Ouedraogo adds: “We know that women and girls are also facing the brunt of this hunger crisis. Women we work with in South Kivu, Kasai Oriental and North Kivu are telling us their food stocks have run out forcing them into debt as they buy food on credit or loans. They already fear exposing their children to labour in the mines, prostitution, illegal petty trade in the towns and cities and other harmful risks. We also know that during times of lack of food cases of domestic and sexual violence increase as tensions rise as people struggle to provide for their families. And women and young girls can be pushed into transactional sex and other negative coping mechanisms.”

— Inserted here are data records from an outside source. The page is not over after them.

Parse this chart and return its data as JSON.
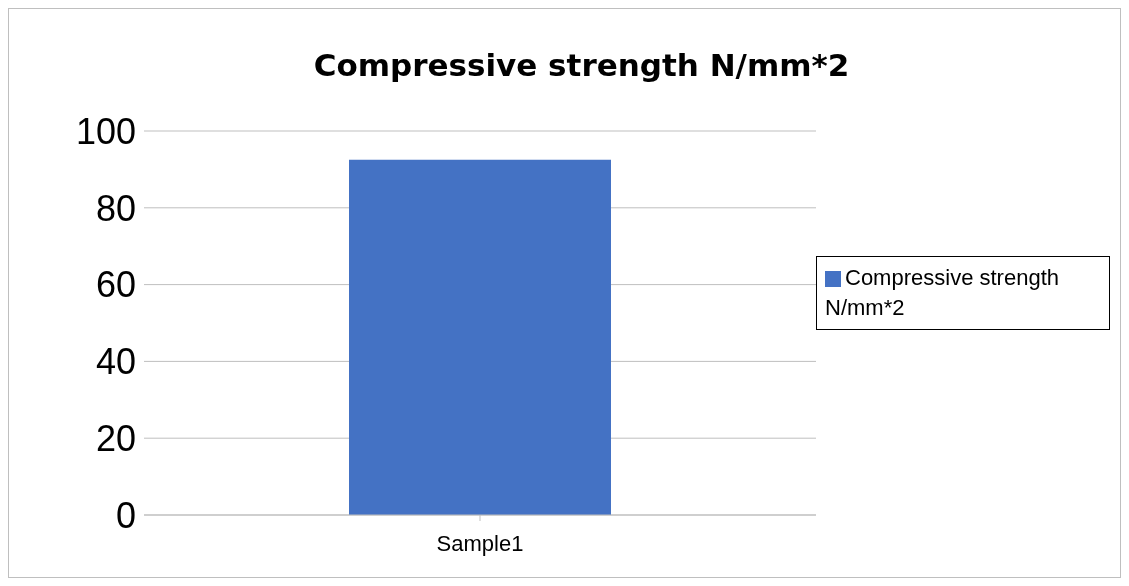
{
  "chart_data": {
    "type": "bar",
    "title": "Compressive strength N/mm*2",
    "categories": [
      "Sample1"
    ],
    "series": [
      {
        "name": "Compressive strength N/mm*2",
        "color": "#4472c4",
        "values": [
          92.5
        ]
      }
    ],
    "ylim": [
      0,
      100
    ],
    "yticks": [
      0,
      20,
      40,
      60,
      80,
      100
    ],
    "grid": "y",
    "legend": "right"
  }
}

CARE Australia CEO Peter Walton says: “Millions of people are facing famines that will eclipse those in modern memory. Australia’s federal budget, released last week, added zero new dollars for famine prevention and relief. It’s unconscionable that we will create and distribute vaccines faster than ever before for some people, while people are left to starve in other places.”

 

Contact Adam Pulford on 0424 885 387 to organise an interviews with:

  • Peter Walton, CARE Australia CEO (Melbourne, Australia)
  • Aline Ouedraogo, CARE DRC Country Director (Kinshasa, DRC)
  • Frederic Cyiza, Humanitarian Program Coordinator (Goma, eastern DRC)
  • Benoit Munsch, Managing Deputy Regional Director for Great Lakes (Rwanda)

About CARE Australia 

CARE Australia is an international humanitarian aid organisation that works around the globe to save lives, defeat poverty and achieve social justice, with a special focus on working with women and girls to bring lasting change to their communities. www.care.org.au 

About CARE DRC

CARE has worked in the DRC since 2002. Across the DRC, CARE currently works in four provinces of the highest humanitarian need: North Kivu, South Kivu, Lomami and Kasai region. CARE implements integrated health and GBV program, WASH programming, food security and livelihood including food and cash assistance, sexual reproductive health and economic empowerment.

Key facts and stats

  • 27.3 million people in the DRC are acutely food insecure according to the March 2021 IPC report, with nearly 7 million people living on the brink of famine. 
  • Population figures for Australia are taken from the Australian Bureau of Statistics
  • The Democratic Republic of the Congo is now in the world’s largest food crisis with 27.3 million people in acute food insecurity or higher to the recent Global Report on Food Crises released on 5th May 2021. The top 5 worst food crises, by numbers affected are; the Democratic Republic of the Congo (27.3 million), Yemen (16.1 million), followed by Afghanistan (13.2 million), Ethiopia (12.9 million) and northern Nigeria (12.8 million).
  • Currently only 5.8% of the $831 million needed for food support in 2021 has been provided, and only 10.7% of the overall $1.98bn response plan funded. The 2020 appeal reaching only 39% funding by the end of the year, and within that, only 33% of food support needs were funded.
  • In 2019 CARE carried out a Literature review of Gender and Power Analyses in the Provinces of North and South Kivu Kivu, DRC
  • The compounding stressors of conflict and food insecurity uniquely impact women and girls in their risk for intimate partner violence, child, early and forced marriage, cutting off education, and being forced to engage in transactional sex, as shown by CARE’s 2020 report: “Sometimes We Don’t Even Eat.” 
  • CARE, alongside over 260 other organisations, signed an open letter calling to action to the international community to immediately scale up the response to acute food insecurity so that we can collectively prevent famine as part of a global ‘Fight Famine’ campaign.